Cependant, les obligations islamiques africaines ne représentent jusqu’à présent que 0,5 % du marché mondial des sukuk. Un potentiel de liquidités peu exploité d’autant que le désir sur le continent de renforcer les liens d’investissement avec les économies à croissance rapide du Golfe et d’Asie qui ont de grandes populations musulmanes avec de grands réservoirs de capitaux était censé contribuer assurément, à stimuler l’émission de sukuk sur le continent. Pourtant que ce soit en Côte d’Ivoire,  au Sénégal, au Nigeria, au Togo, en Tunisie, ou au Maroc,.. des exemples de projets financés par des sukuks réussis, il en existe.  

Au Nigeria, une récente initiative d’incursion sur le marché des sukuks, alors que le pays est aux prises à une récession aiguë, a été surtout saluée par les investisseurs musulmans qui n’étaient pas disposés à investir dans des instruments classiques portant intérêt. Ces derniers ont trouvé dans l’option du bureau fédéral de la dette (Debt Management Office – DMO) , une opportunité de participer également activement au processus de collecte de fonds privés pour le développement de projets d’infrastructure dans le pays. Le Nigeria démontre que les sukuks peuvent changer la donne. Selon le ministre nigérian des Travaux publics et du Logement, Babatunde Fashola, « le premier Sukuk de 100 milliards de nairas a été déployé pour financer 25 routes et a livré un total de 482 km de nairas ; le deuxième Sukuk en 2018 a été déployé sur 28 routes et il a livré un total de 643 km ; le troisième 2020, de 162 milliards de nairas a été déployé sur 44 routes et a livré 757 km.”

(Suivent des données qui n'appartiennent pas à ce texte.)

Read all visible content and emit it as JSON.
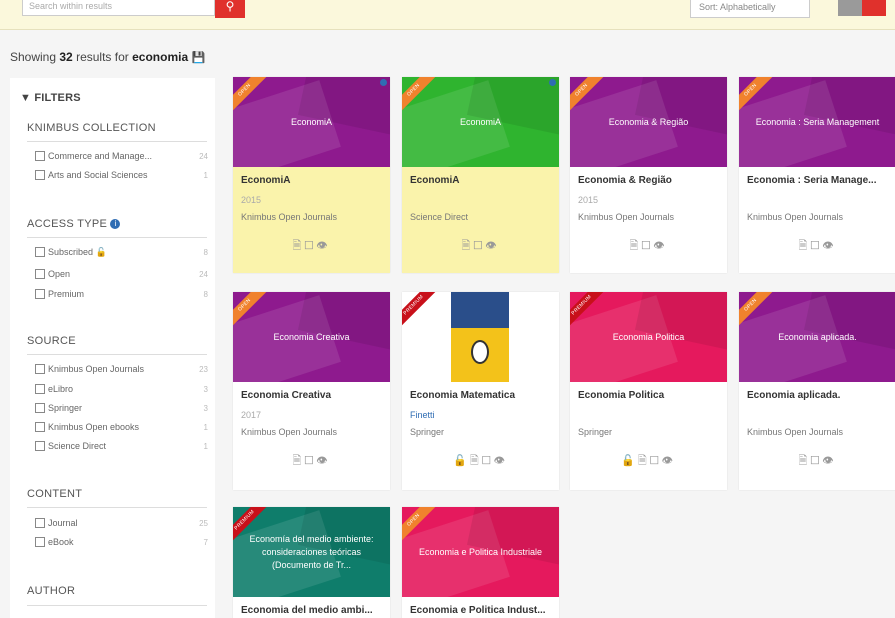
{
  "topbar": {
    "search_placeholder": "Search within results",
    "search_icon": "search-icon",
    "sort_label": "Sort: Alphabetically",
    "colors": {
      "bar": "#fbf8dc",
      "accent": "#e0312c"
    }
  },
  "results": {
    "prefix": "Showing",
    "count": "32",
    "middle": "results for",
    "query": "economia",
    "icon": "save-icon"
  },
  "filters": {
    "title": "FILTERS",
    "sections": [
      {
        "title": "KNIMBUS COLLECTION",
        "options": [
          {
            "label": "Commerce and Manage...",
            "count": "24"
          },
          {
            "label": "Arts and Social Sciences",
            "count": "1"
          }
        ]
      },
      {
        "title": "ACCESS TYPE",
        "options": [
          {
            "label": "Subscribed",
            "count": "8"
          },
          {
            "label": "Open",
            "count": "24"
          },
          {
            "label": "Premium",
            "count": "8"
          }
        ]
      },
      {
        "title": "SOURCE",
        "options": [
          {
            "label": "Knimbus Open Journals",
            "count": "23"
          },
          {
            "label": "eLibro",
            "count": "3"
          },
          {
            "label": "Springer",
            "count": "3"
          },
          {
            "label": "Knimbus Open ebooks",
            "count": "1"
          },
          {
            "label": "Science Direct",
            "count": "1"
          }
        ]
      },
      {
        "title": "CONTENT",
        "options": [
          {
            "label": "Journal",
            "count": "25"
          },
          {
            "label": "eBook",
            "count": "7"
          }
        ]
      },
      {
        "title": "AUTHOR",
        "options": []
      }
    ]
  },
  "cards": [
    {
      "cover_text": "EconomiA",
      "title": "EconomiA",
      "year": "2015",
      "source": "Knimbus Open Journals",
      "ribbon": "OPEN",
      "cover_color": "#8e1a8e"
    },
    {
      "cover_text": "EconomiA",
      "title": "EconomiA",
      "year": "",
      "source": "Science Direct",
      "ribbon": "OPEN",
      "cover_color": "#2fb42f"
    },
    {
      "cover_text": "Economia & Região",
      "title": "Economia & Região",
      "year": "2015",
      "source": "Knimbus Open Journals",
      "ribbon": "OPEN",
      "cover_color": "#8e1a8e"
    },
    {
      "cover_text": "Economia : Seria Management",
      "title": "Economia : Seria Manage...",
      "year": "",
      "source": "Knimbus Open Journals",
      "ribbon": "OPEN",
      "cover_color": "#8e1a8e"
    },
    {
      "cover_text": "Economia Creativa",
      "title": "Economia Creativa",
      "year": "2017",
      "source": "Knimbus Open Journals",
      "ribbon": "OPEN",
      "cover_color": "#8e1a8e"
    },
    {
      "cover_text": "",
      "title": "Economia Matematica",
      "author": "Finetti",
      "source": "Springer",
      "ribbon": "PREMIUM",
      "cover_color": "#ffffff"
    },
    {
      "cover_text": "Economia Politica",
      "title": "Economia Politica",
      "year": "",
      "source": "Springer",
      "ribbon": "PREMIUM",
      "cover_color": "#e5195d"
    },
    {
      "cover_text": "Economia aplicada.",
      "title": "Economia aplicada.",
      "year": "",
      "source": "Knimbus Open Journals",
      "ribbon": "OPEN",
      "cover_color": "#8e1a8e"
    },
    {
      "cover_text": "Economía del medio ambiente: consideraciones teóricas (Documento de Tr...",
      "title": "Economia del medio ambi...",
      "ribbon": "PREMIUM",
      "cover_color": "#0f7d6b"
    },
    {
      "cover_text": "Economia e Politica Industriale",
      "title": "Economia e Politica Indust...",
      "ribbon": "OPEN",
      "cover_color": "#e5195d"
    }
  ],
  "icons": {
    "read": "document-icon",
    "bookmark": "bookmark-icon",
    "view": "eye-icon",
    "unlock": "unlock-icon"
  }
}
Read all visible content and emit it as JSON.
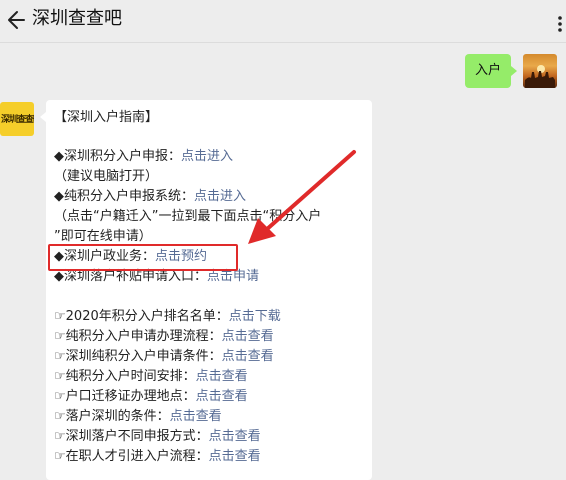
{
  "header": {
    "title": "深圳查查吧"
  },
  "user_message": "入户",
  "bot_avatar_text": "深圳查查吧",
  "bot_message": {
    "lines": [
      {
        "pre": "【深圳入户指南】"
      },
      {
        "pre": "◆深圳积分入户申报：",
        "link": "点击进入"
      },
      {
        "pre": "（建议电脑打开）"
      },
      {
        "pre": "◆纯积分入户申报系统：",
        "link": "点击进入"
      },
      {
        "pre": "（点击“户籍迁入”一拉到最下面点击“积分入户"
      },
      {
        "pre": "”即可在线申请）"
      },
      {
        "pre": "◆深圳户政业务：",
        "link": "点击预约"
      },
      {
        "pre": "◆深圳落户补贴申请入口：",
        "link": "点击申请"
      },
      {
        "pre": "☞2020年积分入户排名名单：",
        "link": "点击下载"
      },
      {
        "pre": "☞纯积分入户申请办理流程：",
        "link": "点击查看"
      },
      {
        "pre": "☞深圳纯积分入户申请条件：",
        "link": "点击查看"
      },
      {
        "pre": "☞纯积分入户时间安排：",
        "link": "点击查看"
      },
      {
        "pre": "☞户口迁移证办理地点：",
        "link": "点击查看"
      },
      {
        "pre": "☞落户深圳的条件：",
        "link": "点击查看"
      },
      {
        "pre": "☞深圳落户不同申报方式：",
        "link": "点击查看"
      },
      {
        "pre": "☞在职人才引进入户流程：",
        "link": "点击查看"
      }
    ]
  },
  "colors": {
    "bubble_me": "#95ec69",
    "link": "#566b94",
    "highlight": "#e02a2a",
    "background": "#ededed"
  },
  "icons": {
    "back": "back-arrow-icon",
    "more": "more-dots-icon",
    "annotation": "red-arrow-icon"
  }
}
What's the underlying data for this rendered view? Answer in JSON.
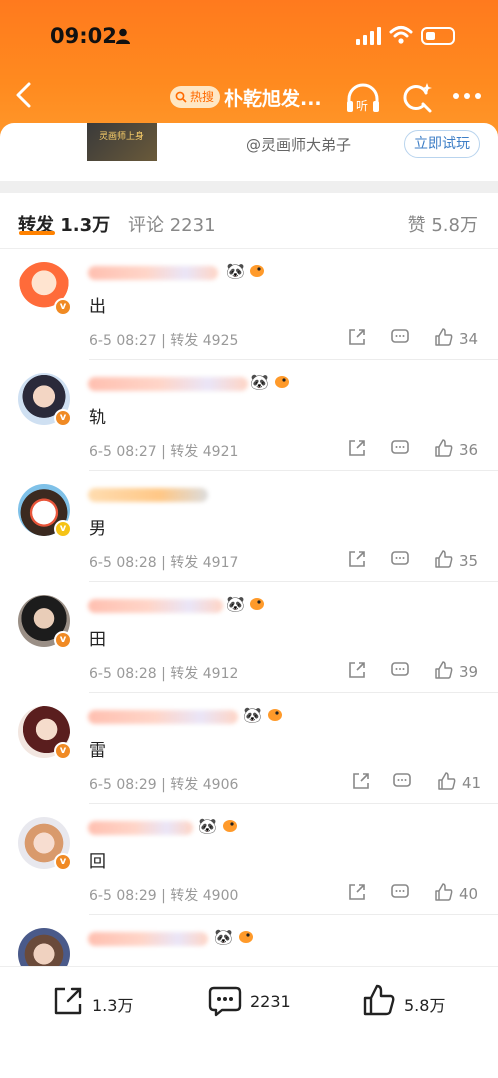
{
  "status_bar": {
    "time": "09:02"
  },
  "nav": {
    "hot_tag": "热搜",
    "title": "朴乾旭发..."
  },
  "card": {
    "thumb_caption": "灵画师上身",
    "author": "@灵画师大弟子",
    "try_button": "立即试玩"
  },
  "tabs": {
    "repost_label": "转发",
    "repost_count": "1.3万",
    "comments_label": "评论",
    "comments_count": "2231",
    "likes_label": "赞",
    "likes_count": "5.8万"
  },
  "accent_color": "#ff8200",
  "reposts": [
    {
      "text": "出",
      "time": "6-5 08:27",
      "repost_label": "转发",
      "repost_count": "4925",
      "likes": "34",
      "badge_color": "#f08a24"
    },
    {
      "text": "轨",
      "time": "6-5 08:27",
      "repost_label": "转发",
      "repost_count": "4921",
      "likes": "36",
      "badge_color": "#f08a24"
    },
    {
      "text": "男",
      "time": "6-5 08:28",
      "repost_label": "转发",
      "repost_count": "4917",
      "likes": "35",
      "badge_color": "#f5c317"
    },
    {
      "text": "田",
      "time": "6-5 08:28",
      "repost_label": "转发",
      "repost_count": "4912",
      "likes": "39",
      "badge_color": "#f08a24"
    },
    {
      "text": "雷",
      "time": "6-5 08:29",
      "repost_label": "转发",
      "repost_count": "4906",
      "likes": "41",
      "badge_color": "#f08a24"
    },
    {
      "text": "回",
      "time": "6-5 08:29",
      "repost_label": "转发",
      "repost_count": "4900",
      "likes": "40",
      "badge_color": "#f08a24"
    }
  ],
  "bottom_bar": {
    "repost_count": "1.3万",
    "comment_count": "2231",
    "like_count": "5.8万"
  }
}
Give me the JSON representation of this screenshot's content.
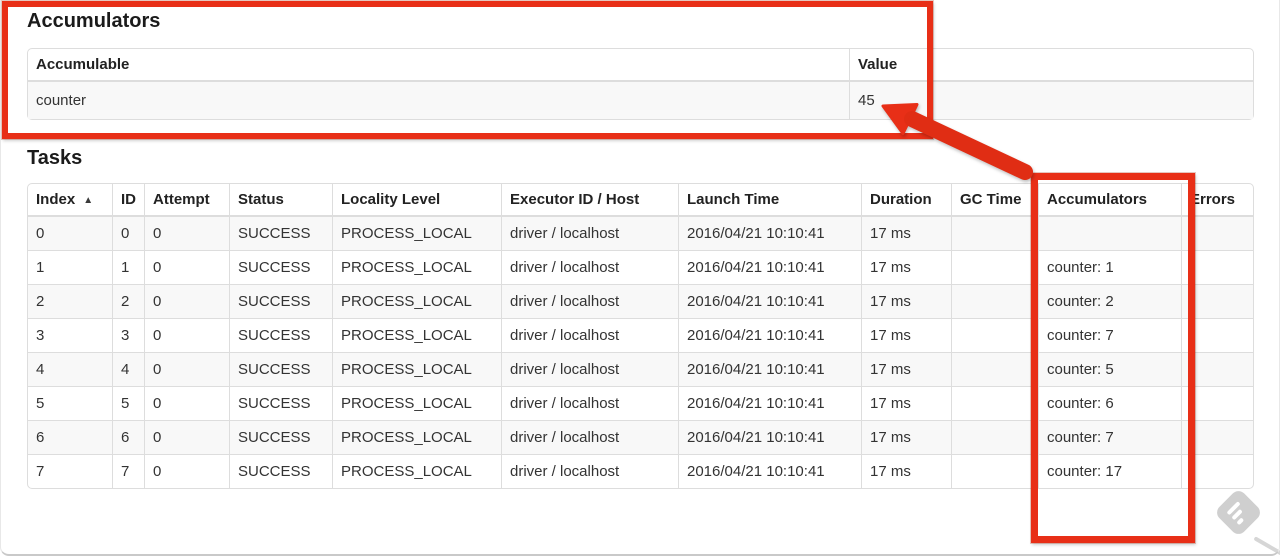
{
  "annotation": {
    "color": "#e82f17"
  },
  "accumulators_section": {
    "title": "Accumulators",
    "table": {
      "headers": [
        "Accumulable",
        "Value"
      ],
      "rows": [
        {
          "accumulable": "counter",
          "value": "45"
        }
      ]
    }
  },
  "tasks_section": {
    "title": "Tasks",
    "table": {
      "headers": [
        "Index",
        "ID",
        "Attempt",
        "Status",
        "Locality Level",
        "Executor ID / Host",
        "Launch Time",
        "Duration",
        "GC Time",
        "Accumulators",
        "Errors"
      ],
      "sort_icon": "▲",
      "rows": [
        {
          "index": "0",
          "id": "0",
          "attempt": "0",
          "status": "SUCCESS",
          "locality_level": "PROCESS_LOCAL",
          "executor": "driver / localhost",
          "launch_time": "2016/04/21 10:10:41",
          "duration": "17 ms",
          "gc_time": "",
          "accumulators": "",
          "errors": ""
        },
        {
          "index": "1",
          "id": "1",
          "attempt": "0",
          "status": "SUCCESS",
          "locality_level": "PROCESS_LOCAL",
          "executor": "driver / localhost",
          "launch_time": "2016/04/21 10:10:41",
          "duration": "17 ms",
          "gc_time": "",
          "accumulators": "counter: 1",
          "errors": ""
        },
        {
          "index": "2",
          "id": "2",
          "attempt": "0",
          "status": "SUCCESS",
          "locality_level": "PROCESS_LOCAL",
          "executor": "driver / localhost",
          "launch_time": "2016/04/21 10:10:41",
          "duration": "17 ms",
          "gc_time": "",
          "accumulators": "counter: 2",
          "errors": ""
        },
        {
          "index": "3",
          "id": "3",
          "attempt": "0",
          "status": "SUCCESS",
          "locality_level": "PROCESS_LOCAL",
          "executor": "driver / localhost",
          "launch_time": "2016/04/21 10:10:41",
          "duration": "17 ms",
          "gc_time": "",
          "accumulators": "counter: 7",
          "errors": ""
        },
        {
          "index": "4",
          "id": "4",
          "attempt": "0",
          "status": "SUCCESS",
          "locality_level": "PROCESS_LOCAL",
          "executor": "driver / localhost",
          "launch_time": "2016/04/21 10:10:41",
          "duration": "17 ms",
          "gc_time": "",
          "accumulators": "counter: 5",
          "errors": ""
        },
        {
          "index": "5",
          "id": "5",
          "attempt": "0",
          "status": "SUCCESS",
          "locality_level": "PROCESS_LOCAL",
          "executor": "driver / localhost",
          "launch_time": "2016/04/21 10:10:41",
          "duration": "17 ms",
          "gc_time": "",
          "accumulators": "counter: 6",
          "errors": ""
        },
        {
          "index": "6",
          "id": "6",
          "attempt": "0",
          "status": "SUCCESS",
          "locality_level": "PROCESS_LOCAL",
          "executor": "driver / localhost",
          "launch_time": "2016/04/21 10:10:41",
          "duration": "17 ms",
          "gc_time": "",
          "accumulators": "counter: 7",
          "errors": ""
        },
        {
          "index": "7",
          "id": "7",
          "attempt": "0",
          "status": "SUCCESS",
          "locality_level": "PROCESS_LOCAL",
          "executor": "driver / localhost",
          "launch_time": "2016/04/21 10:10:41",
          "duration": "17 ms",
          "gc_time": "",
          "accumulators": "counter: 17",
          "errors": ""
        }
      ]
    }
  },
  "watermark": {
    "icon": "skitch-stamp"
  }
}
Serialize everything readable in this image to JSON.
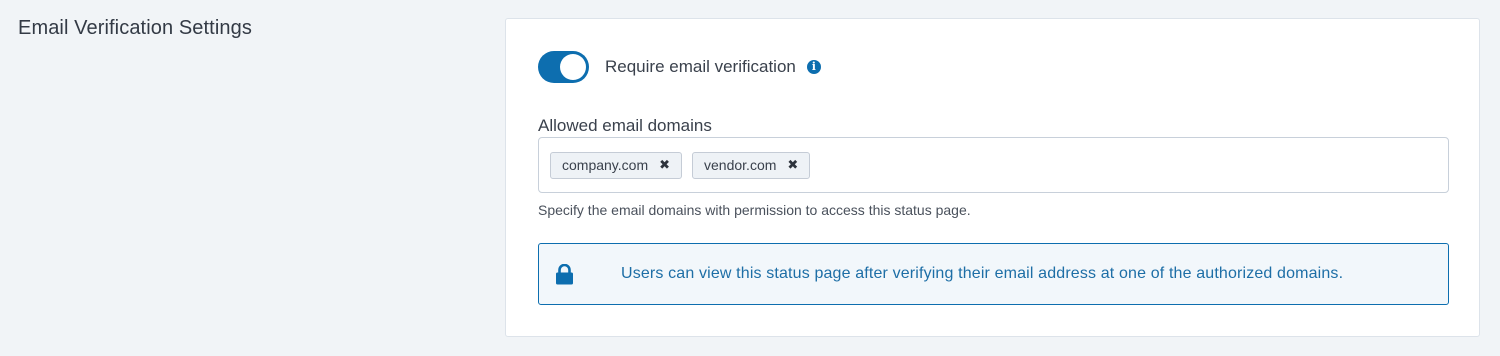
{
  "section": {
    "title": "Email Verification Settings"
  },
  "verification": {
    "toggle_on": true,
    "toggle_label": "Require email verification",
    "info_icon": "info-icon"
  },
  "domains": {
    "label": "Allowed email domains",
    "tags": [
      {
        "label": "company.com",
        "remove_icon": "close-icon"
      },
      {
        "label": "vendor.com",
        "remove_icon": "close-icon"
      }
    ],
    "help_text": "Specify the email domains with permission to access this status page."
  },
  "notice": {
    "icon": "lock-icon",
    "text": "Users can view this status page after verifying their email address at one of the authorized domains."
  },
  "colors": {
    "accent": "#0d6eaf",
    "background": "#f1f4f7",
    "notice_text": "#1d6ea6"
  }
}
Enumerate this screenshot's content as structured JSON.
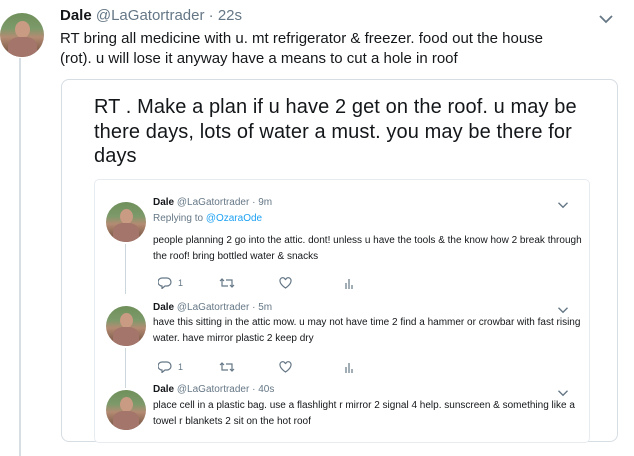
{
  "outer_tweet": {
    "name": "Dale",
    "handle": "@LaGatortrader",
    "time": "22s",
    "text": "RT bring all medicine with u. mt refrigerator & freezer. food out the house (rot). u will lose it anyway have a means to cut a hole in roof"
  },
  "quoted_tweet": {
    "text": "RT . Make a plan if u have 2 get on the roof. u may be there days, lots of water a must. you may be there for days"
  },
  "thread": [
    {
      "name": "Dale",
      "handle": "@LaGatortrader",
      "time": "9m",
      "replying_label": "Replying to",
      "replying_handle": "@OzaraOde",
      "text": "people planning 2 go into the attic. dont! unless u have the tools & the know how 2 break through the roof! bring bottled water & snacks",
      "reply_count": "1"
    },
    {
      "name": "Dale",
      "handle": "@LaGatortrader",
      "time": "5m",
      "text": "have this sitting in the attic mow. u may not have time 2 find a hammer or crowbar with fast rising water. have mirror plastic 2 keep dry",
      "reply_count": "1"
    },
    {
      "name": "Dale",
      "handle": "@LaGatortrader",
      "time": "40s",
      "text": "place cell in a plastic bag. use a flashlight r mirror 2 signal 4 help. sunscreen & something like a towel r blankets 2 sit on the hot roof"
    }
  ],
  "icons": [
    "chevron-down-icon",
    "reply-icon",
    "retweet-icon",
    "like-icon",
    "analytics-icon"
  ],
  "colors": {
    "text": "#14171a",
    "muted": "#657786",
    "link": "#1da1f2",
    "border": "#e6ecf0"
  }
}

Sur les dernières années, aux côtés de la Banque islamique de développement (BID), principal soutien à la promotion du recours à la finance islamique sur le continent, les arrangeurs africains ont suffisamment progressé pour lever un certain nombre de freins dans la compréhension et la structuration de ces instruments novateurs.

On se souviendra notamment des opérations de la Côte d’Ivoire, du Sénégal, du Togo, du Burkina Faso ou encore du Mali où des arrangeurs régionaux comme Sirius Capital et d’autres SGI, ont été activement aux côtés des Etats pour les aider à structurer leurs émissions de sukuk, soldées toutes par des succès retentissants.

A l’heure où un cadre réglementaire se met en place par ci et par là, ces exemples viennent confirmer qu’il y a bien un potentiel, une dynamique que les Etats africains doivent maintenant s’approprier dans leur quête de combler le déficit de financement.